The jar of manna is then identified as one of three things Elijah will restore to Israel in the future: the jar of manna, the bottle of anointing oil, and the bottle of sprinkling water. Some authorities add Aaron's rod with its almonds and blossoms, citing Numbers 17:25 where the rod is placed before the testimony as a token against rebellious children.
The Pattern the Compilers Built
The two passages of Tanchuma address signs across different time-scales. Vaera 3 treats the sign as an immediate verification given to a specific person in the present moment. Beshalach 21 treats the sign as an object set aside now for production at a future moment, the messianic era when Israel will need to be convinced that Torah study is worth pursuing.
Both passages assume that divine assurance is not a private interior experience. It is an external object or event that satisfies a request. Noah got a rainbow. Hezekiah got a moving shadow. Pharaoh got a rod-serpent. Future Israel will get a clay jar produced by Elijah containing manna that was sealed away in the desert.
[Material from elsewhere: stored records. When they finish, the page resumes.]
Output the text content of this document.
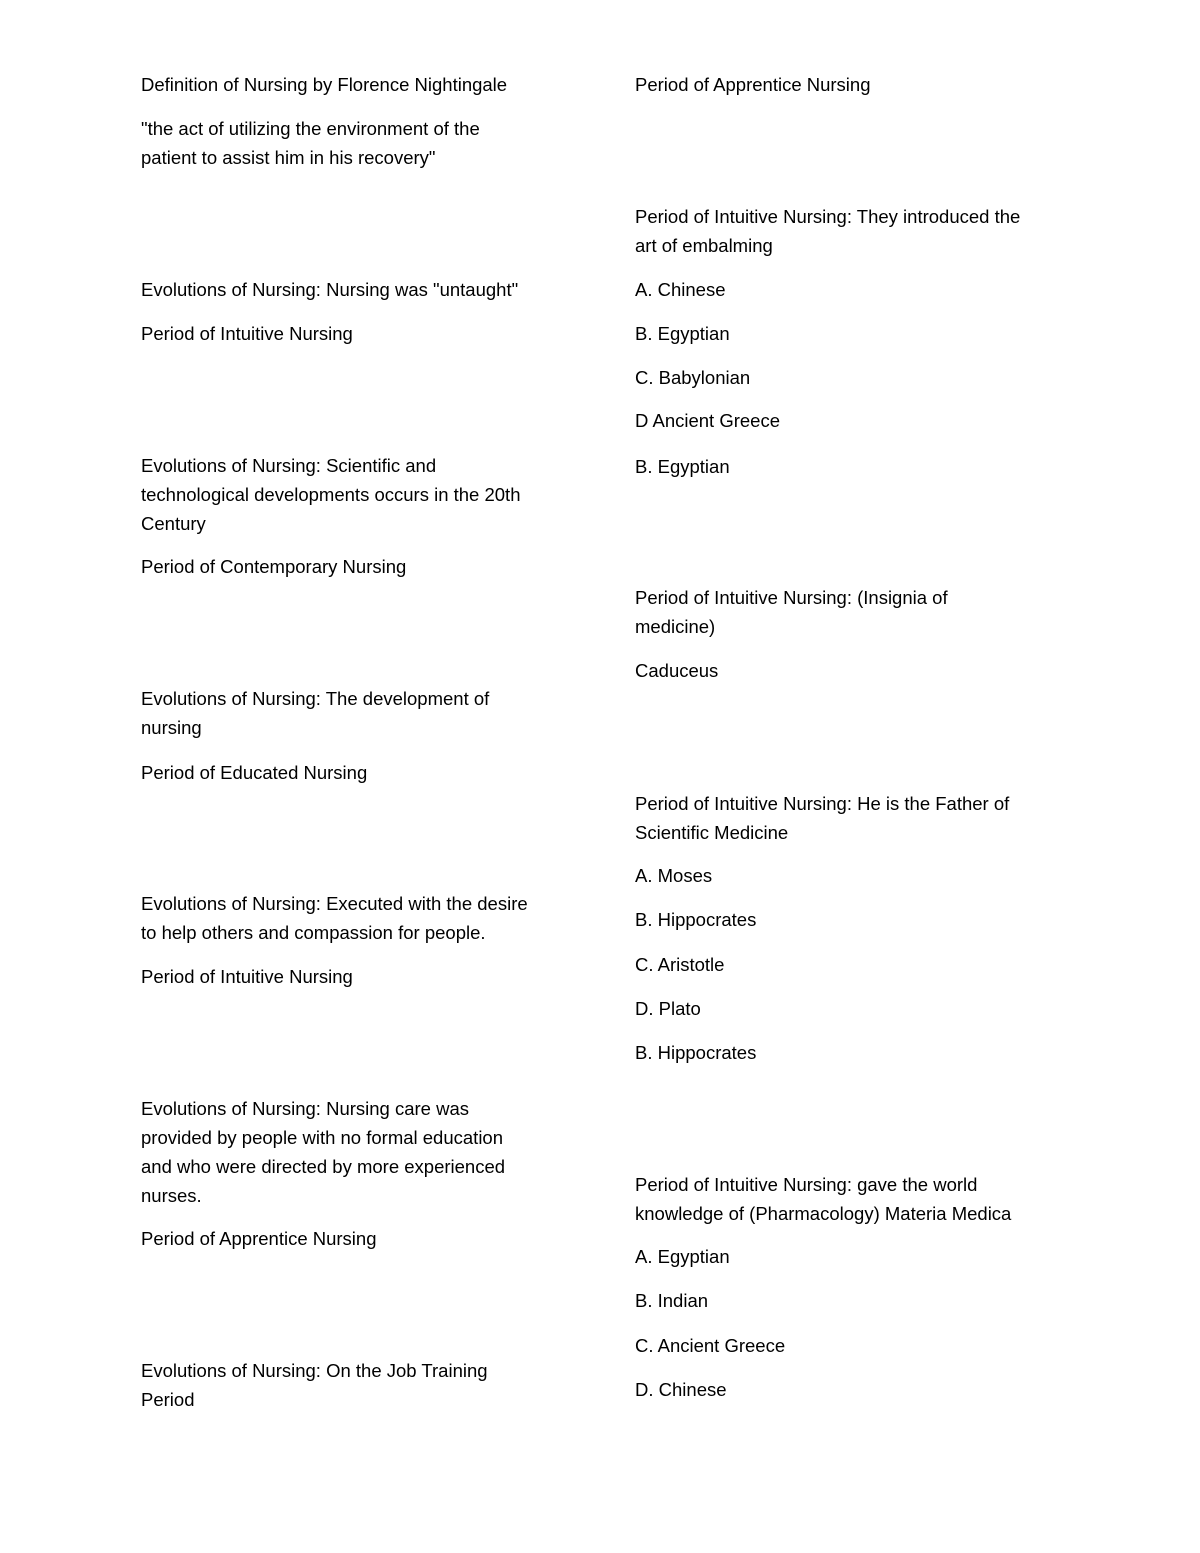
Definition of Nursing by Florence Nightingale

"the act of utilizing the environment of the

patient to assist him in his recovery"

Evolutions of Nursing: Nursing was "untaught"

Period of Intuitive Nursing

Evolutions of Nursing: Scientific and

technological developments occurs in the 20th

Century

Period of Contemporary Nursing

Evolutions of Nursing: The development of

nursing

Period of Educated Nursing

Evolutions of Nursing: Executed with the desire

to help others and compassion for people.

Period of Intuitive Nursing

Evolutions of Nursing: Nursing care was

provided by people with no formal education

and who were directed by more experienced

nurses.

Period of Apprentice Nursing

Evolutions of Nursing: On the Job Training

Period

Period of Apprentice Nursing

Period of Intuitive Nursing: They introduced the

art of embalming

A. Chinese

B. Egyptian

C. Babylonian

D Ancient Greece

B. Egyptian

Period of Intuitive Nursing: (Insignia of

medicine)

Caduceus

Period of Intuitive Nursing: He is the Father of

Scientific Medicine

A. Moses

B. Hippocrates

C. Aristotle

D. Plato

B. Hippocrates

Period of Intuitive Nursing: gave the world

knowledge of (Pharmacology) Materia Medica

A. Egyptian

B. Indian

C. Ancient Greece

D. Chinese
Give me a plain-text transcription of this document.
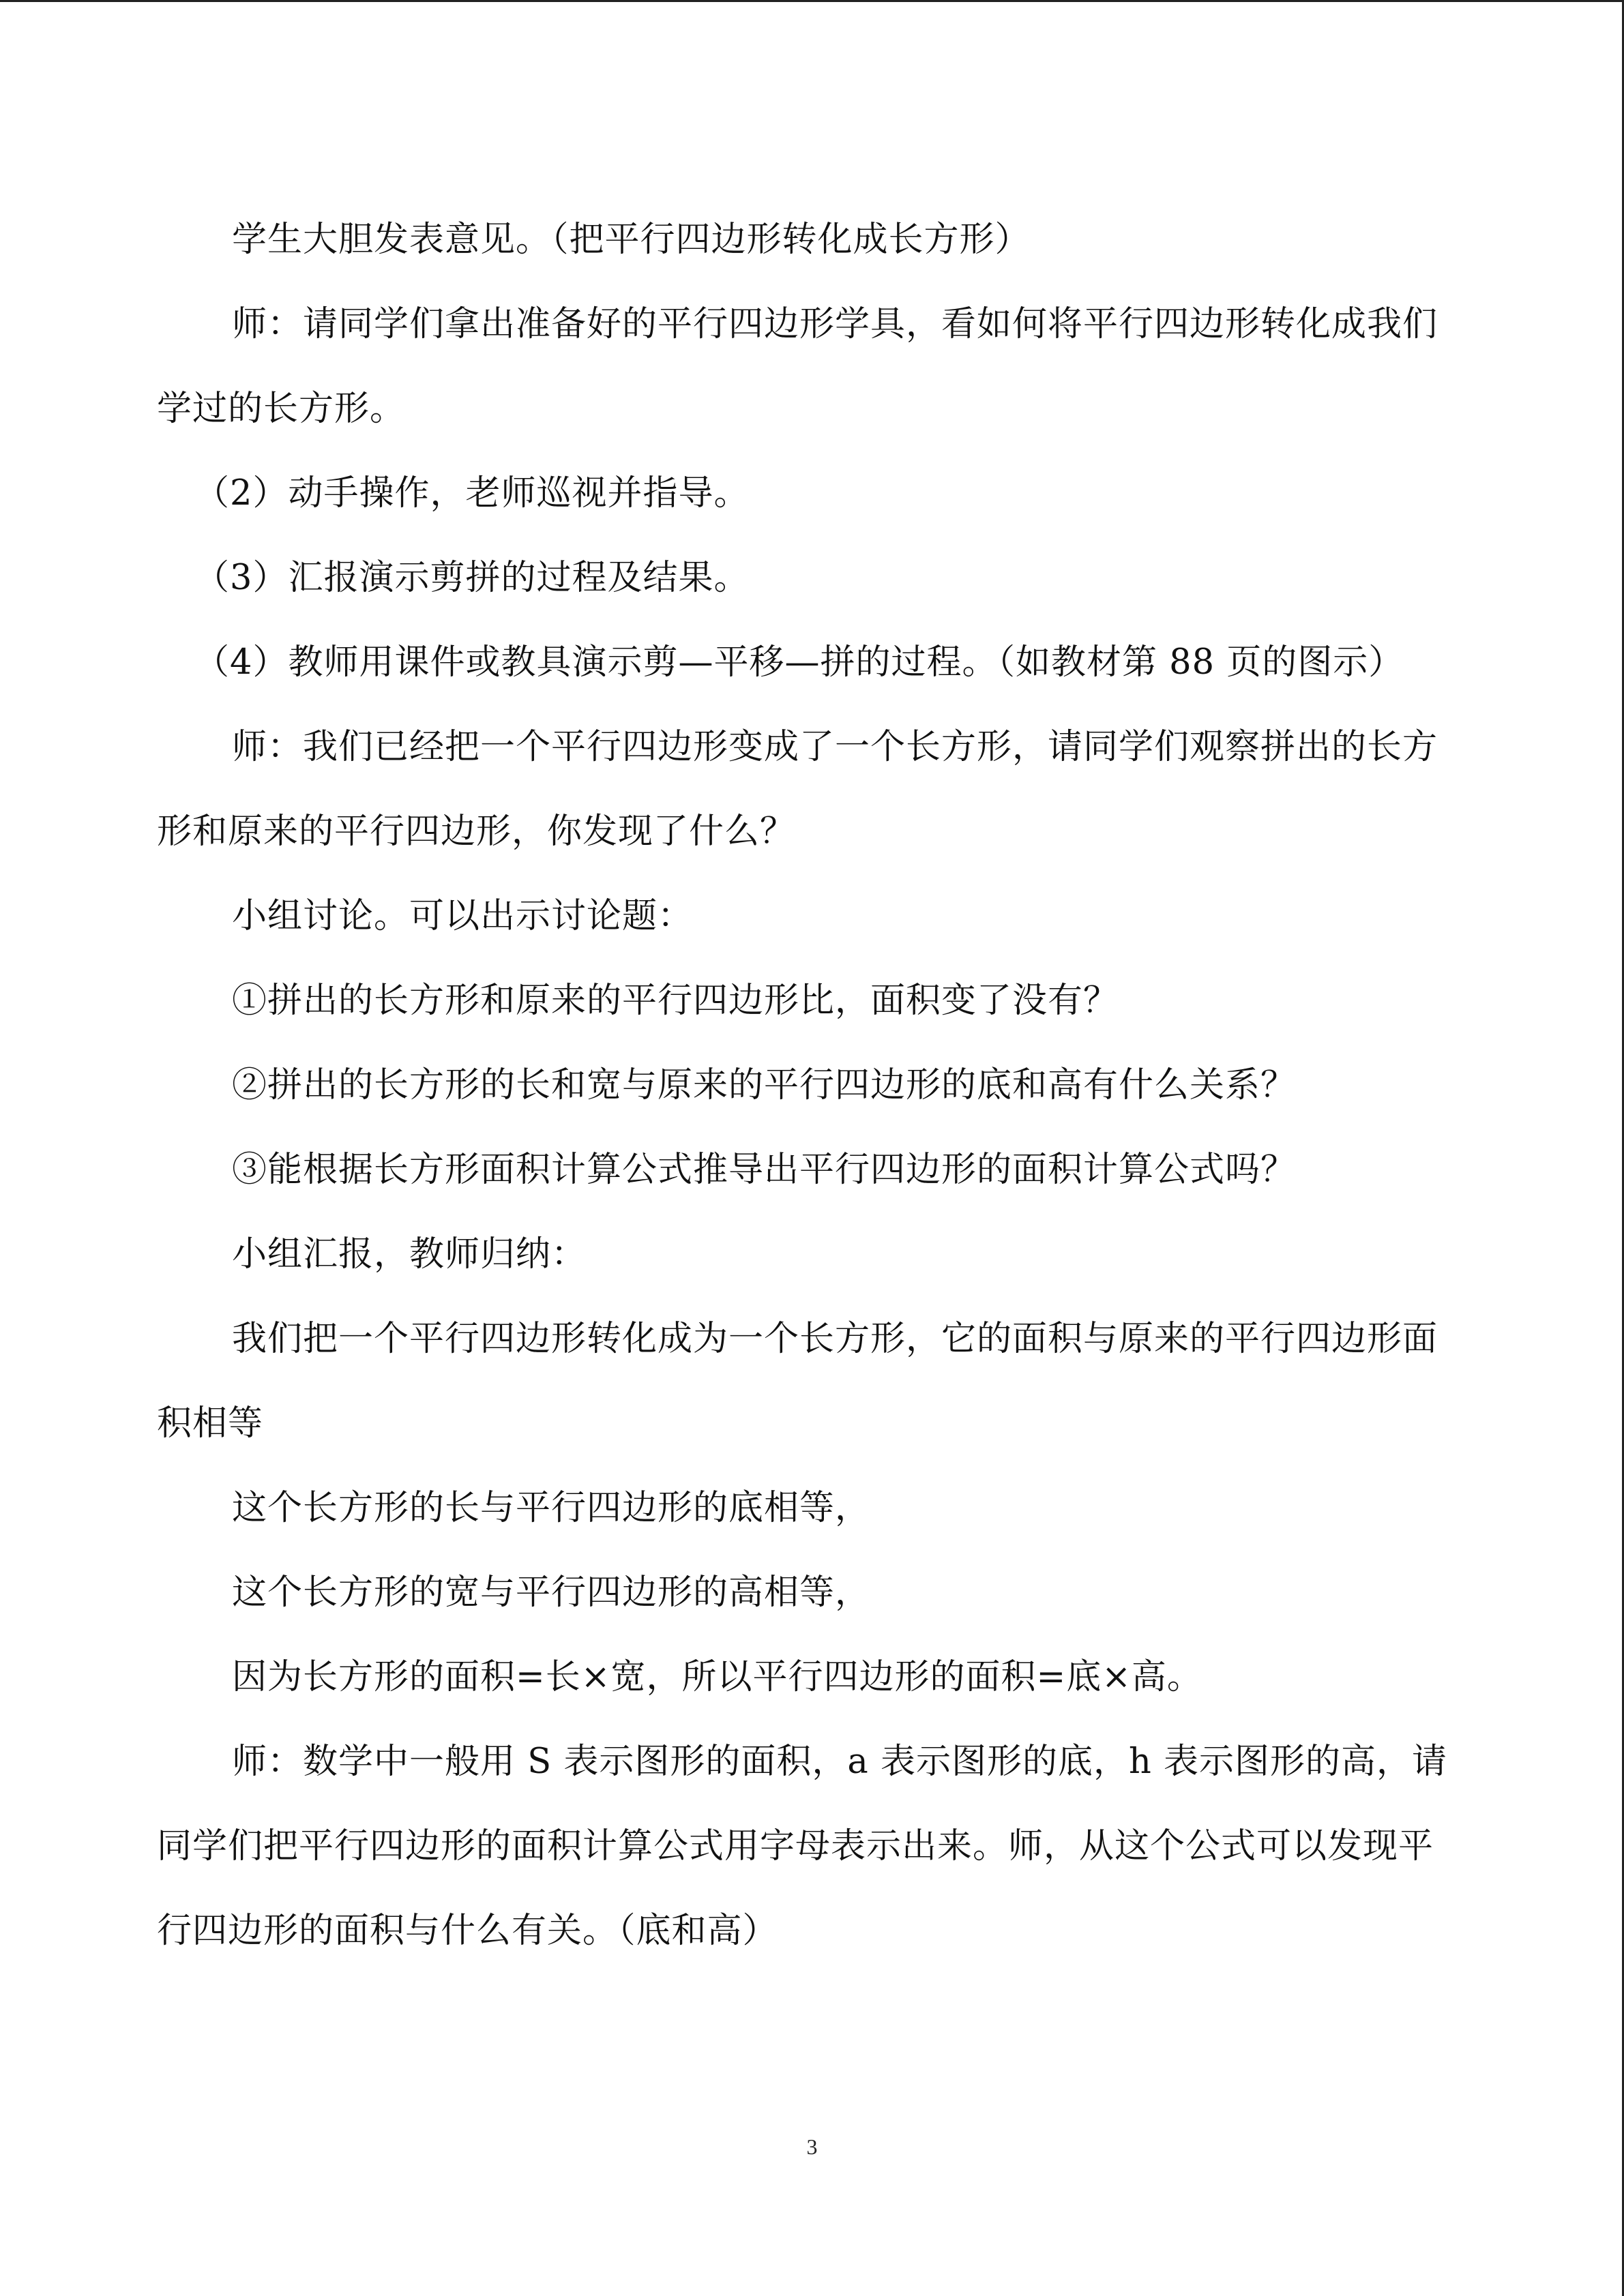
学生大胆发表意见。（把平行四边形转化成长方形）

师：请同学们拿出准备好的平行四边形学具，看如何将平行四边形转化成我们学过的长方形。

（2）动手操作，老师巡视并指导。

（3）汇报演示剪拼的过程及结果。

（4）教师用课件或教具演示剪—平移—拼的过程。（如教材第 88 页的图示）

师：我们已经把一个平行四边形变成了一个长方形，请同学们观察拼出的长方形和原来的平行四边形，你发现了什么？

小组讨论。可以出示讨论题：

①拼出的长方形和原来的平行四边形比，面积变了没有？

②拼出的长方形的长和宽与原来的平行四边形的底和高有什么关系？

③能根据长方形面积计算公式推导出平行四边形的面积计算公式吗？

小组汇报，教师归纳：

我们把一个平行四边形转化成为一个长方形，它的面积与原来的平行四边形面积相等

这个长方形的长与平行四边形的底相等，

这个长方形的宽与平行四边形的高相等，

因为长方形的面积=长×宽，所以平行四边形的面积=底×高。

师：数学中一般用 S 表示图形的面积，a 表示图形的底，h 表示图形的高，请同学们把平行四边形的面积计算公式用字母表示出来。师，从这个公式可以发现平行四边形的面积与什么有关。（底和高）

3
What the Compilers Wanted Preserved
The compilers of Tanchuma assembled this material to establish the legitimacy of the religious demand for evidence. The Vaera passage normalizes the request. The Beshalach passage describes the object God has already set aside for the final fulfillment of such a request. The jar of manna, preserved in clay for an unspecified future audience, is the rabbinic image of how divine power maintains its evidentiary record across centuries.
What Tanchuma preserves, by placing both passages in the wilderness narratives, is the rabbinic conviction that the religious life rests on visible signs and that those signs are not finished. The rainbow still arcs. The shadow's reversal is recorded. The clay jar with its omer of manna waits in the divine storehouse for the prophet who will produce it in the era when Israel needs to be reminded what occupation with Torah once fed.